I have no idea how many technicians "Qualified, Trained, and Certified" by ABYC there now are on the West Coast now, in October of 2023, but I suspect they are still pretty rare . . . . .

On another side note: I have spoken to several "professionals" who claim to be "Trained and Certified" to install LiFePO4 systems, who after a brief conversation prove that they really shouldn't be relied upon to change a light switch in a floor lamp . . . .:eek:, but they are "Qualified and Certified" . . . . see? . . . , it says so right on their business cards! . . . . but when you ask for specifics as to who exactly they are certified BY . . . well it gets pretty murky at that point.

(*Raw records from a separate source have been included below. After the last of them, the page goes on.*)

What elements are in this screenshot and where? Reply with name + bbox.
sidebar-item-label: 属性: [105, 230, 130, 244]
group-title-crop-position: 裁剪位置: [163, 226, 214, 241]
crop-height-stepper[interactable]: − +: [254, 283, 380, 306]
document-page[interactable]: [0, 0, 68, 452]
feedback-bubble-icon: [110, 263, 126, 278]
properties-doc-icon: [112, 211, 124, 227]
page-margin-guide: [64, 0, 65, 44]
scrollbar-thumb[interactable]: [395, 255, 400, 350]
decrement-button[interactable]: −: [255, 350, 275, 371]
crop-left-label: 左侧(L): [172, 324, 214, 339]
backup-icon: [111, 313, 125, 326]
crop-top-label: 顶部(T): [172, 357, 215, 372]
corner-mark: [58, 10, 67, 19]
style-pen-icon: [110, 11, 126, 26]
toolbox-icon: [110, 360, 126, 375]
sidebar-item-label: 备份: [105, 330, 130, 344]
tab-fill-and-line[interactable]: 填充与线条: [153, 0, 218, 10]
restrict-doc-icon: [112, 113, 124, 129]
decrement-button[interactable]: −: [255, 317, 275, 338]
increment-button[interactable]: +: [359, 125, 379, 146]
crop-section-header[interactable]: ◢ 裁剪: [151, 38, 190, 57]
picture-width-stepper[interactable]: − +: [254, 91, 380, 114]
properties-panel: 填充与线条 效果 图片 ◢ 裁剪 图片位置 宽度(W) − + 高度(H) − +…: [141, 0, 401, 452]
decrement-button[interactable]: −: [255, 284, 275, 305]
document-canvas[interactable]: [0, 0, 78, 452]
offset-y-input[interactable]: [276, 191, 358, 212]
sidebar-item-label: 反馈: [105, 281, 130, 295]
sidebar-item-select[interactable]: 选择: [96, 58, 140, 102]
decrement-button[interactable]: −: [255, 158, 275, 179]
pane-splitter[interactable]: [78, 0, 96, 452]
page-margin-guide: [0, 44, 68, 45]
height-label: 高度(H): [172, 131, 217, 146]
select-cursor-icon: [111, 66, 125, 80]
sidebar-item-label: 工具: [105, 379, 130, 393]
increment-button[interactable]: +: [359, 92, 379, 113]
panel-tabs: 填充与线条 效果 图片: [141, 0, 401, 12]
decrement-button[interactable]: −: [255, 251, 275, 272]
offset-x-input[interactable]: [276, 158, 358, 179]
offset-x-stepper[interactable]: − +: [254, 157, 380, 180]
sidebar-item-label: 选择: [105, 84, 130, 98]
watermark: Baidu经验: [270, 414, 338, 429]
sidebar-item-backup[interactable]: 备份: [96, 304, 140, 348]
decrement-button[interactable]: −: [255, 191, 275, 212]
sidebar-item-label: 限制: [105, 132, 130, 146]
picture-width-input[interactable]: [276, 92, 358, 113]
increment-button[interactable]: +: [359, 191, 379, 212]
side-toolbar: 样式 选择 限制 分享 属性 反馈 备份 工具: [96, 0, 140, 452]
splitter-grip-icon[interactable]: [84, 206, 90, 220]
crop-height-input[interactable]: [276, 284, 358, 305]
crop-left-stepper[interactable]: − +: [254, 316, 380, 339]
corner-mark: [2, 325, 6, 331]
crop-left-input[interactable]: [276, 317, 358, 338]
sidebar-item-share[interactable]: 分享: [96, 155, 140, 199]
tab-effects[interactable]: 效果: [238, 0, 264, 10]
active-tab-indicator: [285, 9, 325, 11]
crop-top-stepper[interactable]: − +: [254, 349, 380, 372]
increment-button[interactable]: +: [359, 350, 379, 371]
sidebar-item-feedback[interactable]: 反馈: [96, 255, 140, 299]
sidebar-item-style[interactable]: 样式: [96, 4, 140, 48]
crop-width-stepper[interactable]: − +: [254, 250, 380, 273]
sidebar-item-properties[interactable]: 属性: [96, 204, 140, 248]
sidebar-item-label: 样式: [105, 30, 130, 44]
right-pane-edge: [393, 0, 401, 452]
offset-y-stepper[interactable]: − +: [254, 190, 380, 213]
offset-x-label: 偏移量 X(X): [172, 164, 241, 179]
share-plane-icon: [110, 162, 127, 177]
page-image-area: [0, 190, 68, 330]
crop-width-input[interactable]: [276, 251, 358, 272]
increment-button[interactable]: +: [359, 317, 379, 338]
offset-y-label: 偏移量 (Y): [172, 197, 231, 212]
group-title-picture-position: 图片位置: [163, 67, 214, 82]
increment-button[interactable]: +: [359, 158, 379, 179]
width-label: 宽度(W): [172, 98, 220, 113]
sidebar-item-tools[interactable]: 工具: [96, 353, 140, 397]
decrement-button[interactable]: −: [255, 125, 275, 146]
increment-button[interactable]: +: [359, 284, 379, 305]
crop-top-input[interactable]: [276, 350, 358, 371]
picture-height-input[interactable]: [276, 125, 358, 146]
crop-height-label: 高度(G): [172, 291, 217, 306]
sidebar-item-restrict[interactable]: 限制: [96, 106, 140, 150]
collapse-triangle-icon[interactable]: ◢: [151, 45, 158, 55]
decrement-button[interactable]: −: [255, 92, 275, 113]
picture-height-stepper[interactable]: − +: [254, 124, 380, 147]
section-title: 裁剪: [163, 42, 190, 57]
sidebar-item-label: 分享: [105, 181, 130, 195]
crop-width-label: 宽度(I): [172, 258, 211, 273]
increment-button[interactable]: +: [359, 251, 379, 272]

Anyway, with help from others, and with research, I designed, purchased, and installed a system that to the best of my knowledge complies with all the recommendations of ABYC E-13, as well as generally accepted practices in the marine industry.

We have clearly disclosed to two separate insurers, Red Shield, and Markel Insurance that we have LiFePO4 installations on our boat, and they had no issues with issuing insurance policies, with no restrictions whatsoever associated with LiFePO4.

Note: The only reason we changed from Red Shield to Markel was because Red Shield could not support our current navigation, or cruising area (Mexico).

If you need more info on LiFePO4 and insurance, I suggest you contact Peter Ricks of Novamar Insurance at:

2100 Westlake Ave N, Suite 103, Seattle, WA 98109; (800) 823-2798/ (206) 350-5051/ fax(206) 281-8036

Oh, and by the way, we absolutely LOVE our LiFePO4 house bank and the solar we designed and installed!!!